Proteins are good, carbs are better!
The foremost
thing that a novice muscle builder should keep in mind that is that he needs
his fill of carbohydrates to make him last through a rigorous workout. Most
people are easily victimized by the myth that carbohydrates can instantly add
up on the calorie count consumption. The next part of this myth is that
proteins would provide you with the adequate amount of energy for making it
through your weights session.
For the first
part of the myth, it is true that carbohydrates stack up on the calorie count,
but so do all other nutrients as well. Factually, carbohydrates are actually
what keep you going through a long session. The reason for this is because they
use very little oxygen to break into glucose. While proteins and other
nutrients are hard to break down for the body, so it takes much longer for
these nutrients to break down. This means that it is perfectly possible for you
to not find enough energy to sustain yourself through a workout in spite of
loading up on proteins, as they probably have not been broken down into energy
by the body yet.
Fats for endurance, protein for recovery
According to
experts who’ve studied the interaction between human exercising and diet for
years now, proteins are best used after a workout session. This is because
proteins have the innate qualities of repairing muscles after a heavy workout
session. If you have a good amount of proteins in your body before a workout,
chances are that you may not last for an entire workout session, but your
resultant muscle soreness would definitely be healed by the intake.
Another
popular myth that a lot of people suffer from is that fats are bad for health,
and end up blowing the body out of proportion. While this may be true if
they’re consumed on a regular basis without any amount of exercise whatsoever,
but the application of this myth in case of a regular weightlifter who eats a
decent amount of fats daily as well, is highly improbable. The reason behind
this is that fats act as a fuel for your body when it engages in vigorous
activities like sprinting, weightlifting, etc. So, quite contrarily to what
many people think, fats are actually good for you, if you are aiming at a heavy
workout.
Eat before you train
Many people
believe in not having any food at all before commencing a work out or training
session. This is strictly not recommendable because in such a situation the
body stands to lose out on important compounds and enzymes such
as the amino acids, which take very long to build and accumulate in the body.

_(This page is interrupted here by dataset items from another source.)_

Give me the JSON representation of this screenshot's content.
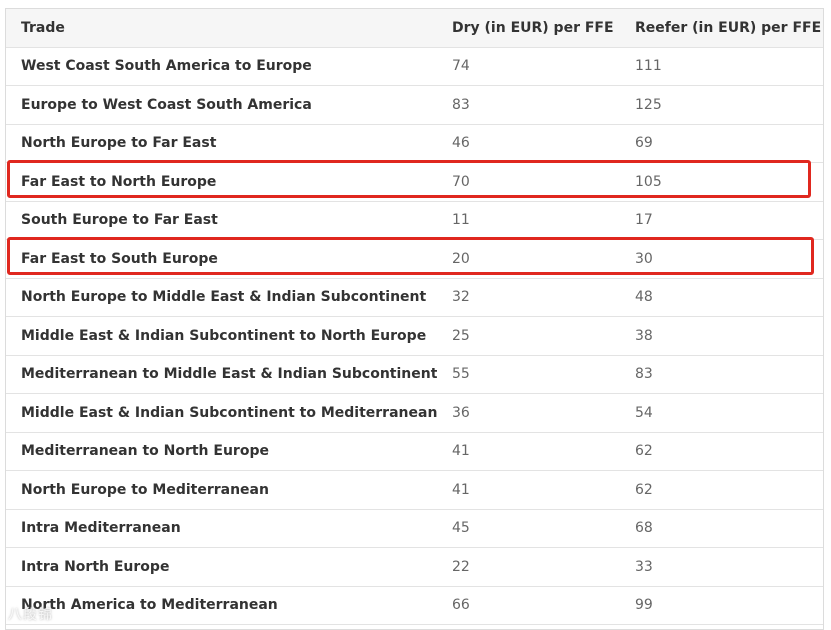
{
  "table": {
    "headers": {
      "trade": "Trade",
      "dry": "Dry (in EUR) per FFE",
      "reefer": "Reefer (in EUR) per FFE"
    },
    "rows": [
      {
        "trade": "West Coast South America to Europe",
        "dry": "74",
        "reefer": "111",
        "highlighted": false
      },
      {
        "trade": "Europe to West Coast South America",
        "dry": "83",
        "reefer": "125",
        "highlighted": false
      },
      {
        "trade": "North Europe to Far East",
        "dry": "46",
        "reefer": "69",
        "highlighted": false
      },
      {
        "trade": "Far East to North Europe",
        "dry": "70",
        "reefer": "105",
        "highlighted": true
      },
      {
        "trade": "South Europe to Far East",
        "dry": "11",
        "reefer": "17",
        "highlighted": false
      },
      {
        "trade": "Far East to South Europe",
        "dry": "20",
        "reefer": "30",
        "highlighted": true
      },
      {
        "trade": "North Europe to Middle East & Indian Subcontinent",
        "dry": "32",
        "reefer": "48",
        "highlighted": false
      },
      {
        "trade": "Middle East & Indian Subcontinent to North Europe",
        "dry": "25",
        "reefer": "38",
        "highlighted": false
      },
      {
        "trade": "Mediterranean to Middle East & Indian Subcontinent",
        "dry": "55",
        "reefer": "83",
        "highlighted": false
      },
      {
        "trade": "Middle East & Indian Subcontinent to Mediterranean",
        "dry": "36",
        "reefer": "54",
        "highlighted": false
      },
      {
        "trade": "Mediterranean to North Europe",
        "dry": "41",
        "reefer": "62",
        "highlighted": false
      },
      {
        "trade": "North Europe to Mediterranean",
        "dry": "41",
        "reefer": "62",
        "highlighted": false
      },
      {
        "trade": "Intra Mediterranean",
        "dry": "45",
        "reefer": "68",
        "highlighted": false
      },
      {
        "trade": "Intra North Europe",
        "dry": "22",
        "reefer": "33",
        "highlighted": false
      },
      {
        "trade": "North America to Mediterranean",
        "dry": "66",
        "reefer": "99",
        "highlighted": false
      }
    ]
  },
  "highlight_color": "#e0281f",
  "watermark": "八段锦"
}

Moreover, exercising on an empty stomach won’t prove fruitful in the short run
as well. People undertaking heavy exercises such as weightlifters can readily
tell the difference between the results of a workout session that was
undertaken with an empty stomach, and the one which wasn’t.
A very simple
way of putting this point across would be: ‘food is energy’, as we’ve all
studied. However, what we don’t think on, or we forget is that to gain energy,
one has to expend certain amount of energy as well, which is only possible if
you have food in your stomach. Therefore, eat well, train hard, and don’t
forget to marvel at your end result.